The standard deviation is a measure of how spread out the values in a dataset are around the mean. It tells us if the data points are close to the mean or spread out over a wide range.
For a sample with values \( x_1, x_2, \ldots, x_N \) and mean \( \bar{x} \), the standard deviation \( s \) is computed as:\[s = \sqrt{ \frac{1}{N-1} \sum_{i=1}^{N} (x_i - \bar{x})^2 }\]
In our example, the standard deviation comes out to approximately 939.02. This means on average, the measurements vary by about 939 from the mean. In practical terms:

• A smaller standard deviation means data points are very close to the mean.
• A larger standard deviation means they're spread further away.

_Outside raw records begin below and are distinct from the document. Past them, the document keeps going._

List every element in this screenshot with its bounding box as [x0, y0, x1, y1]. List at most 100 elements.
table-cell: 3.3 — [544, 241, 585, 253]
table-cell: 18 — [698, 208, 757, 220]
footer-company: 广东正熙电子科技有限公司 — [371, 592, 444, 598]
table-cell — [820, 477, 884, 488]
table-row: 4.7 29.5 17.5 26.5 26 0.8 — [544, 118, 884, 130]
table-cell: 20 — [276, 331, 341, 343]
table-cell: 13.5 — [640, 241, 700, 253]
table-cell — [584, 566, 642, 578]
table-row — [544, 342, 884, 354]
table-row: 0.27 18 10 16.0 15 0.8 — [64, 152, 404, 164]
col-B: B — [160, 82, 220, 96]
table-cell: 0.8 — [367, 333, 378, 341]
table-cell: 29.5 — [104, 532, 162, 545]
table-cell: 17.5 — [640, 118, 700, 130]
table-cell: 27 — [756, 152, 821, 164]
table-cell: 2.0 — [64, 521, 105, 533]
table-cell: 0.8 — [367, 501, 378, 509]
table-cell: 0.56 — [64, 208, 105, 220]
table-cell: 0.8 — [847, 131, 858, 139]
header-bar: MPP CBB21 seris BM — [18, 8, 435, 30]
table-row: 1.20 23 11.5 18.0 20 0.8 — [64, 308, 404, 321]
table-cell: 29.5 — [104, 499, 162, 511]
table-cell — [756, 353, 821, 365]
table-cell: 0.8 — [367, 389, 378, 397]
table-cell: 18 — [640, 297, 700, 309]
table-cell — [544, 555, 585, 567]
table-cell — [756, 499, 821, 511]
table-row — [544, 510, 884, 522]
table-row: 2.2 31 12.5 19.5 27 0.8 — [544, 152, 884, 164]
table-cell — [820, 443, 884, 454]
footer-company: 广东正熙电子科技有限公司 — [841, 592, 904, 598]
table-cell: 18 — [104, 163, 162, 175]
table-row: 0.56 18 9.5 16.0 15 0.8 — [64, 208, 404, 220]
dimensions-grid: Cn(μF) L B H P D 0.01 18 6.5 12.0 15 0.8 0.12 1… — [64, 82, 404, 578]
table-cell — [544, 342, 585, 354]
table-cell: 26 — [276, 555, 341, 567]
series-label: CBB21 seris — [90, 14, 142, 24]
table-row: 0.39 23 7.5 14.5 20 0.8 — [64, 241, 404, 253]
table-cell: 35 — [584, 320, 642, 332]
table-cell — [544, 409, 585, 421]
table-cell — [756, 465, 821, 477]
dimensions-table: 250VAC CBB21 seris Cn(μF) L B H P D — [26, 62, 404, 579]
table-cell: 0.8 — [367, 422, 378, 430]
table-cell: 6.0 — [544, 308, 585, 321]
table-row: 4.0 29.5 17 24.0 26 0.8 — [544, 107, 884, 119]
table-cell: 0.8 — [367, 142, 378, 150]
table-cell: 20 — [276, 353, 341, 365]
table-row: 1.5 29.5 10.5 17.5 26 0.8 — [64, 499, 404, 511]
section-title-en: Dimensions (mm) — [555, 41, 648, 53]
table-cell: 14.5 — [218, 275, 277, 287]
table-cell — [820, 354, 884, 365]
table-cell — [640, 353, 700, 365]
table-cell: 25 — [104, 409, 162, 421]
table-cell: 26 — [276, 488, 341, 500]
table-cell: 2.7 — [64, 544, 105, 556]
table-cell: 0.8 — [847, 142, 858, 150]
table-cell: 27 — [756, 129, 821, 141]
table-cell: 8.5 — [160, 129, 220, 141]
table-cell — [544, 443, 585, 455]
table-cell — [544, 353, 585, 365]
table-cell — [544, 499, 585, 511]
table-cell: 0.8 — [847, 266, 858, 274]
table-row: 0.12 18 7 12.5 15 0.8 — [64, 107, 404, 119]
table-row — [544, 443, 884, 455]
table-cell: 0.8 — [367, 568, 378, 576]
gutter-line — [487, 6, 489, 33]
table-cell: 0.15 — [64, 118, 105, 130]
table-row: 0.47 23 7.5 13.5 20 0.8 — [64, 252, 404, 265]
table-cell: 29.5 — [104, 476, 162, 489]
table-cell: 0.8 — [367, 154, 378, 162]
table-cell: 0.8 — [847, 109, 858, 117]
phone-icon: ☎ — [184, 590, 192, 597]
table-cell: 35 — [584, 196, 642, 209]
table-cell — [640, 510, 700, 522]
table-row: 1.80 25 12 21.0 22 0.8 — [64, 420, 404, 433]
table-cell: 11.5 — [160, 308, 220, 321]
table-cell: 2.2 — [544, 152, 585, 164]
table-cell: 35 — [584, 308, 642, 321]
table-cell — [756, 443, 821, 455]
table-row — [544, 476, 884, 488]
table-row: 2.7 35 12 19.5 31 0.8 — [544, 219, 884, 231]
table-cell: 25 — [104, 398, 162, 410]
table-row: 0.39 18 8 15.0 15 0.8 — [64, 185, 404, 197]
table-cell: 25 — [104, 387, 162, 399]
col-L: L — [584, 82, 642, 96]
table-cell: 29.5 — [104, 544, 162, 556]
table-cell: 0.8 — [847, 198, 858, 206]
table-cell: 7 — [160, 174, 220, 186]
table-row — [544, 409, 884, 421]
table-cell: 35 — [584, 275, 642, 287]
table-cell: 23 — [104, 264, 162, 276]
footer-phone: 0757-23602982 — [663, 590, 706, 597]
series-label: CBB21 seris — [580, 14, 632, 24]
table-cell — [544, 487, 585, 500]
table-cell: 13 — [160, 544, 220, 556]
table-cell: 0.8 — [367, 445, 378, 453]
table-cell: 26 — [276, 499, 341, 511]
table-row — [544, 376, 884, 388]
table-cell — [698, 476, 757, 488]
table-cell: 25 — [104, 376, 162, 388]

This is crucial in statistics because it provides insights into data variability and uncertainty.

Sample Median Calculation

The sample median is the middle value that separates the higher half from the lower half of a data sample. To find the median, we must first sort our data set in ascending order.
With a sorted list, if \( N \) (the number of data points) is odd, the median is the middle number. If \( N \) is even, it's the average of the two middle numbers.
For our dataset of 29 values, which is an odd number, the median is the 15th value when sorted. Sorting the values from smallest to largest gives us 450, 452, ..., leading up to 3469. Therefore, the median in this data set is 1364.

• The median provides a measure of central location that is resistant to extreme values.
• Unlike the mean, it is not affected by outliers like very large or very small numbers.

Using the median is very helpful in understanding datasets that might have skewed distributions or outliers.